The French Girl(32)



Modan watches me gather myself together without getting up, his long arms still laid across the back of the bench, the very picture of relaxed elegance. “Stranger danger,” he muses. “That is what you say, n’est-ce pas? That is what you teach les enfants at school? For murder, it is most of the time . . . bof, most of the time it is rubbish. Most of the time the murderer is in the home, or the street, or the place of work. Someone nearby. Someone known.”

“Thanks for that,” I say sweetly. “On that cheery note, I must get back to work to spend the rest of the day in fear of my colleagues and neighbors.”

“Ha!” He seems genuinely amused by this; his long face is split by his smile. “Have a good afternoon.”



* * *





But I don’t have a good afternoon. I have a busy afternoon, even a productive afternoon; I have an afternoon that in the ordinary course of events would be a perfectly fine afternoon, but not in this world, not after these events. Not with the shadow of Modan looming over me and the ghost of Severine flitting through my office at will.

Caro calls; I get Julie to take a message. She’ll be calling about either Seb’s welcome dinner or to pump me for information—likely both; and I have no energy for either.

I meet Lara for a drink after work: investigation or no investigation, I can’t avoid my closest friend. I can’t remember ever deliberately keeping something from Lara. Seb cheated on me with Severine. The words beat around inside me, looking for an exit, but I force them down. Denied escape, they become a solid ever-present weight that sits in my stomach.

But Lara doesn’t notice anything amiss—she’s too busy keeping her own secrets. She doesn’t ask me if I’ve seen Modan; she doesn’t ask me anything about the case. She’s trying far too hard to avoid the subject. I wonder whether she’s seen him, or talked to him on the phone. I wonder whether they have put into action those desires whispered in an airport bar. The weight in my stomach grows heavier as we talk of all the things we usually talk of, which no longer matter at all.

“Oh, Caro called me,” she says suddenly, wrinkling her pretty nose in distaste. “She’s got that dinner she’s been planning for Seb arranged for Thursday.” She cocks her head and looks at me pleadingly. “Will you come? Please?”

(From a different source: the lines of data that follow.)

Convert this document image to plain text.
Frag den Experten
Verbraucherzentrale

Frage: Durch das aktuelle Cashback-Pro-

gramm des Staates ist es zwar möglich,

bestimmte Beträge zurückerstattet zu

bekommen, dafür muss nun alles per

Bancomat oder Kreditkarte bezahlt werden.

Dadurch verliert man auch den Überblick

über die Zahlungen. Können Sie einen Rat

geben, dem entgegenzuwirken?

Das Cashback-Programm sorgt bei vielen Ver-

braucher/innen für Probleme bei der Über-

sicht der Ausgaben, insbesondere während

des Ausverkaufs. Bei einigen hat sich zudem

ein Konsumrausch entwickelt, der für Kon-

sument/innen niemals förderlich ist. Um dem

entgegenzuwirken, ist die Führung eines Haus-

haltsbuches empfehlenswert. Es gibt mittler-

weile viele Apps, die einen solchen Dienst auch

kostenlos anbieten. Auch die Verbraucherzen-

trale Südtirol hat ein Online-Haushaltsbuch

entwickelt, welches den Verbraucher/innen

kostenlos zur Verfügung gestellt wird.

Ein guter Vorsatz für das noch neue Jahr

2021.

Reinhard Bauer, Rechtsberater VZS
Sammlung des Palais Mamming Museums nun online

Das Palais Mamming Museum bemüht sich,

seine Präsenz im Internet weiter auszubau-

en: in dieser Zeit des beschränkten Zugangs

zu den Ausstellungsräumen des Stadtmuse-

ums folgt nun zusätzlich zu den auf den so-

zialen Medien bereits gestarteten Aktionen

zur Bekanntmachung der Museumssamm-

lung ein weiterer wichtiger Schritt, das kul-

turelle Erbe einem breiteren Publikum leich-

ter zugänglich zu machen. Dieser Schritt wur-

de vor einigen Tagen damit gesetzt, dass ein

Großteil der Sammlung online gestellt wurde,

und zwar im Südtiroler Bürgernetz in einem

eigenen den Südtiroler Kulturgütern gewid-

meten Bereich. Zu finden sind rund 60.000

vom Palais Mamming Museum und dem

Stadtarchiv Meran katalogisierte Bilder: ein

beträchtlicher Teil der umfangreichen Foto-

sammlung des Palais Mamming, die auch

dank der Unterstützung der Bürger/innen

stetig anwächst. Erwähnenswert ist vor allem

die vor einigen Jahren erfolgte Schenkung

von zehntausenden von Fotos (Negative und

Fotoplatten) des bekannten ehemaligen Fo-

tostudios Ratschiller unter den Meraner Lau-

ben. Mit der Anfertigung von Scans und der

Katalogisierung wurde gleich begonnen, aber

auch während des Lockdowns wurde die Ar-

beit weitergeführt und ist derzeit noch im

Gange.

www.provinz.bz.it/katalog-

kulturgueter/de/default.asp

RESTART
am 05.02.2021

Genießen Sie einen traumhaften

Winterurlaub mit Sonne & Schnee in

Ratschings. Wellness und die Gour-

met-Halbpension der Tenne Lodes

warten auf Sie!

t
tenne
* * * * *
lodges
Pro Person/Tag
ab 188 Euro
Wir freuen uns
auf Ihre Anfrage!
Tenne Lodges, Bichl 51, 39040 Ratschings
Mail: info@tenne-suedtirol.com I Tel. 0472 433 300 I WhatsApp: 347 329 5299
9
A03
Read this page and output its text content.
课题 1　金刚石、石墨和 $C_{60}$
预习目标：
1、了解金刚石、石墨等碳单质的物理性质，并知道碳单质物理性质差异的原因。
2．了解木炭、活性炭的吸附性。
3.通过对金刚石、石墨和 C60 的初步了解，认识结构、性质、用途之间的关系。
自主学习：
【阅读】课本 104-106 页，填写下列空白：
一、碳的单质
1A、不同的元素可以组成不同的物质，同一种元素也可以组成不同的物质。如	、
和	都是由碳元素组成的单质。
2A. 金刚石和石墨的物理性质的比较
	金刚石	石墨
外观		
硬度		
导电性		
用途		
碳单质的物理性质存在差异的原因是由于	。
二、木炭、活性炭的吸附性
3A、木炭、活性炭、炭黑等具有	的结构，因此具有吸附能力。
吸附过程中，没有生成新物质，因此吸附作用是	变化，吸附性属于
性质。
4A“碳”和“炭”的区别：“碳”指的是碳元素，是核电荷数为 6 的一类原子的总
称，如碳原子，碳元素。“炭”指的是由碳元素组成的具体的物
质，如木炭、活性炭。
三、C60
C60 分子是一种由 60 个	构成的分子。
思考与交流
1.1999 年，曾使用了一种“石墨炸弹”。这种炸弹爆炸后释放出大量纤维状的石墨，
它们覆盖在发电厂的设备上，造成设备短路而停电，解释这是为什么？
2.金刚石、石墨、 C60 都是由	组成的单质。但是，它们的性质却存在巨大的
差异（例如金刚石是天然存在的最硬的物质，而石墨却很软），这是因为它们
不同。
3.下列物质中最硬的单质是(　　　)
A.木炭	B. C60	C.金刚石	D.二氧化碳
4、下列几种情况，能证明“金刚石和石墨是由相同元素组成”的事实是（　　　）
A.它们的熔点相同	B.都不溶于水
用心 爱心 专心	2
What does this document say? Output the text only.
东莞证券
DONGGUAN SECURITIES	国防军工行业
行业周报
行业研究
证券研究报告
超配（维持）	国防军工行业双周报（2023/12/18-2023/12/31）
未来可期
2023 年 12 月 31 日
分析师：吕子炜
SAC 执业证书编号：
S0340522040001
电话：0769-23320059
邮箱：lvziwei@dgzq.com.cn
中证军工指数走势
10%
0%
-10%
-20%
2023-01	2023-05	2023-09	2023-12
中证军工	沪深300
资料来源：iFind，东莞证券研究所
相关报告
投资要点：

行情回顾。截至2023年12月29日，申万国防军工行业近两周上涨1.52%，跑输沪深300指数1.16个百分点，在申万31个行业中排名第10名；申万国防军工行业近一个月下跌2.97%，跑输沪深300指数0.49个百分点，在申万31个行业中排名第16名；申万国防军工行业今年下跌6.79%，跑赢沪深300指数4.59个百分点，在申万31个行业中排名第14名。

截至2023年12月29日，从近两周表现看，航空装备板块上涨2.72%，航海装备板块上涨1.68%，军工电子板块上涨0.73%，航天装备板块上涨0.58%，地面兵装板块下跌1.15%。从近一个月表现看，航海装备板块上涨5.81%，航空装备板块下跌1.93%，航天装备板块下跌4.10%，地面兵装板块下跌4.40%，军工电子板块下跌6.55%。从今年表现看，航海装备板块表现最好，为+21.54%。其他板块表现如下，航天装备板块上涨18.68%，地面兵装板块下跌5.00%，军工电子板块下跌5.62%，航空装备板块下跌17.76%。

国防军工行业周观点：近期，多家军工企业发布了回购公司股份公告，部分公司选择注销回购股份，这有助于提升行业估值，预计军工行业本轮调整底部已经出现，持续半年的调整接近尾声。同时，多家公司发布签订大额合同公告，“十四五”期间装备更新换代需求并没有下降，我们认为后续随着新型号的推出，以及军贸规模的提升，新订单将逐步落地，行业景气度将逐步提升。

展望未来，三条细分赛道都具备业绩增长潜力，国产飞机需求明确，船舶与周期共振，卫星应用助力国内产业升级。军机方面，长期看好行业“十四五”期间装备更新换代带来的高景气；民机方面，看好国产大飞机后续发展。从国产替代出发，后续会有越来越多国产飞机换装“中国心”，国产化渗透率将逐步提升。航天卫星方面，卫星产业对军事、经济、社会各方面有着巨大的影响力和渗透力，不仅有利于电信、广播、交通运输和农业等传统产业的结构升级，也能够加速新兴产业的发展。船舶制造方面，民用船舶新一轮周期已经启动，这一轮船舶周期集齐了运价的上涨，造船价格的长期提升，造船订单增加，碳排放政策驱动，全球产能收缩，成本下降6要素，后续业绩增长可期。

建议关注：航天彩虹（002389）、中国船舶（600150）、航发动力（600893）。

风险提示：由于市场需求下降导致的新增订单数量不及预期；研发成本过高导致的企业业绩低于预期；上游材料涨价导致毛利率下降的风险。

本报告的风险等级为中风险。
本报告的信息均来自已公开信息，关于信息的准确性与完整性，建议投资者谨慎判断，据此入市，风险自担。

Will I? I hadn’t intended to go, but now I think about it. “I suppose so.” I’m bound to run into Seb sooner or later; I may as well get it over with.

“Yay! It will be no fun without you, and Caro kind of forced me to say yes. She’ll probably put the full-court press on you, too, at some point. You know,” she muses, “much as I hate to admit it, it is nice of her to have arranged it all. I bet Seb will be really touched.” She takes a sip from her wine, then asks hesitantly, in an almost word-perfect repeat of Tom’s question on Saturday: “Do you still care? After all this time?”

I look at our half-drunk wineglasses, Lara’s with a distinct lipstick smudge on one side, mine with only the merest suggestion of a lip print. In my darkly introspective mood even that seems highly symbolic, a deliberate motif designed to illustrate that I move through life leaving barely a trace to show I was ever there. “I don’t know,” I reply at last. I think of Tom’s follow-up—why did you think you broke up?—and I see Seb’s eyes when he told me it was over; I see the way they slid away from mine. I thought that underneath it all he felt guilty, for a myriad of reasons but one particular being he was ashamed that for all his assertions that background didn’t matter, in the end he had to acknowledge that he wanted someone from his world, someone who fit. Now I have a different thesis about the source of that guilt, though not one I can share with Lara. “It’s hard to say. I haven’t actually seen him since—well, since he dumped me, actually.”

Lara’s eyes widen. “Really? Not once? How can that be?”

I shrug. “I guess I didn’t want to see him at first, and then Dad got ill so I was up in Yorkshire for a bit.” It was cancer. Pancreatic cancer. I pause, remembering the phone call from Mum, the hopelessness in her voice as she forced herself to utter the dreaded C-word, followed by the mad dash to get the very next train home. I cried silently for almost the entire three-hour journey, sitting alone in a quiet seat facing a luggage rack. By the time I got to the hospital I was ash white and out of tears. “Anyway, by the time I came back his bank had sent him off to Singapore or somewhere like that.”

“Hong Kong, I think. Tom and Caro went to visit.” She takes another sip of her wine, laying down another mark of her presence with an overlapping lipstick print. “Makes it kind of hard to find closure if you’ve never actually seen him since.” She uses her hands to hang an ironic set of quotation marks around “closure” and gives the word an American twang.

“Closure,” I repeat, mimicking her twang. “Closure.” I take a long swallow from my glass, then try the word again in my own accent, rolling it around my mouth. “Closure.” I shake my head. “Nope. Word has absolutely no meaning.”

She giggles. “I think you’re too British for the concept of closure.”

“Or too northern. We don’t grin and bear it; we just bear it and don’t bother with the grin.”

“We Scandies don’t bear it at all; we just off ourselves.”